Brag House Holdings Launches 21Shares 2x Long Dogecoin ETF Amid Financial Struggles

TBH
November 20, 2025

Brag House Holdings (TBH) and its merger partner House of Doge announced the launch of the 21Shares 2x Long Dogecoin ETF (TXXD), which began trading on NASDAQ on November 20, 2025. The ETF offers investors leveraged exposure to Dogecoin, aiming for twice the daily performance of the underlying cryptocurrency before fees and expenses.

The move marks a strategic pivot for TBH, a company best known for its esports platform that connects brands with Gen Z through interactive competitions and data‑insights services. By merging with House of Doge, the official corporate arm of the Dogecoin Foundation, TBH seeks to embed Dogecoin’s cultural momentum into its product portfolio and tap into a growing demand for crypto‑asset investment vehicles.

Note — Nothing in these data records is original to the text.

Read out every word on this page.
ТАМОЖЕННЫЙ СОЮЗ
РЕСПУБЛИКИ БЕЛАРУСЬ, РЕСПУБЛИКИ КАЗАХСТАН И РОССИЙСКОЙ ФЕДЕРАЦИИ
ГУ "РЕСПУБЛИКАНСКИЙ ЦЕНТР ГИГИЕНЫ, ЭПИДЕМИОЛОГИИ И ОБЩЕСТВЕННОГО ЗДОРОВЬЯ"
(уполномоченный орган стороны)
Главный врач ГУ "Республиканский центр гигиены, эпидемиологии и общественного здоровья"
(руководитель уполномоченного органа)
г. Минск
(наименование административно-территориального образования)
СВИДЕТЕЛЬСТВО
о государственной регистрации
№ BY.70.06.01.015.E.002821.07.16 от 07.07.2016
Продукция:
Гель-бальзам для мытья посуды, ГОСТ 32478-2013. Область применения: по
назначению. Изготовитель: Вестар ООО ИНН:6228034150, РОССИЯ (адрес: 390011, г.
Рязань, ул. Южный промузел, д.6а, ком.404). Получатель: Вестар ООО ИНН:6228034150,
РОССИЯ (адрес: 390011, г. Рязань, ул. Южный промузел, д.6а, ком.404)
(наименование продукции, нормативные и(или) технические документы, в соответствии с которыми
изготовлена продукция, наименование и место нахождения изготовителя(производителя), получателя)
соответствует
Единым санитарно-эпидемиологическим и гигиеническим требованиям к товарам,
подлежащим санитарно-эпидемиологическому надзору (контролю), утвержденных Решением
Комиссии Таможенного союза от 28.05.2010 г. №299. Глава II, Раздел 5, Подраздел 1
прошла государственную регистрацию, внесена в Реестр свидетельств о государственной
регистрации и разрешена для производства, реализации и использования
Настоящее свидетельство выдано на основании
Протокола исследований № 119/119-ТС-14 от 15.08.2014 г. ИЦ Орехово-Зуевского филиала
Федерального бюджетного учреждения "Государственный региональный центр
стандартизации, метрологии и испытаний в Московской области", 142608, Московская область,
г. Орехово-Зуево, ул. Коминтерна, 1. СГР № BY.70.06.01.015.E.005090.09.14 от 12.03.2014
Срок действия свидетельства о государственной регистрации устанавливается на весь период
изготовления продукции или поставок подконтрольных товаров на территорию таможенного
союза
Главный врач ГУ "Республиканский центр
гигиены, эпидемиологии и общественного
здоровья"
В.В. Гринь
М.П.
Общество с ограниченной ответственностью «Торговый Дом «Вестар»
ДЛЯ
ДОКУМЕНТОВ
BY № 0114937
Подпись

Despite the excitement around the new ETF, TBH’s financial health remains fragile. The company reported a trailing‑12‑month earnings per share of –$0.42 and no revenue growth over the past three years. In 2024, revenue fell to $105, a 99.97% decline from $366,438 in 2023, and the company posted a loss of $3.29 million. These figures underscore the challenges TBH faces as it expands into a high‑volatility market.

Management emphasized the strategic intent behind the launch. Lavell Juan Malloy II, Chairman and CEO of TBH, said, “We are giving Gen Z a voice and now we’re giving them ownership.” Marco Margiotta, CEO of House of Doge, added, “Our mission is to support the Dogecoin community and expand what’s possible for the ecosystem.” Federico Brokate, Global Head of Business Development at 21Shares, noted, “The ETF provides a regulated, transparent structure that lets investors access leveraged exposure to Dogecoin.”

The 2x leveraged structure is designed for short‑term, sophisticated investors, as daily compounding can cause performance to diverge from twice the underlying asset over longer periods. TBH’s entry into the crypto space offers diversification, but the company’s ongoing financial struggles—negative earnings, steep revenue decline, and high debt—remain a headwind. Investors will need to weigh the potential upside of the new ETF against the broader risk profile of TBH’s business model.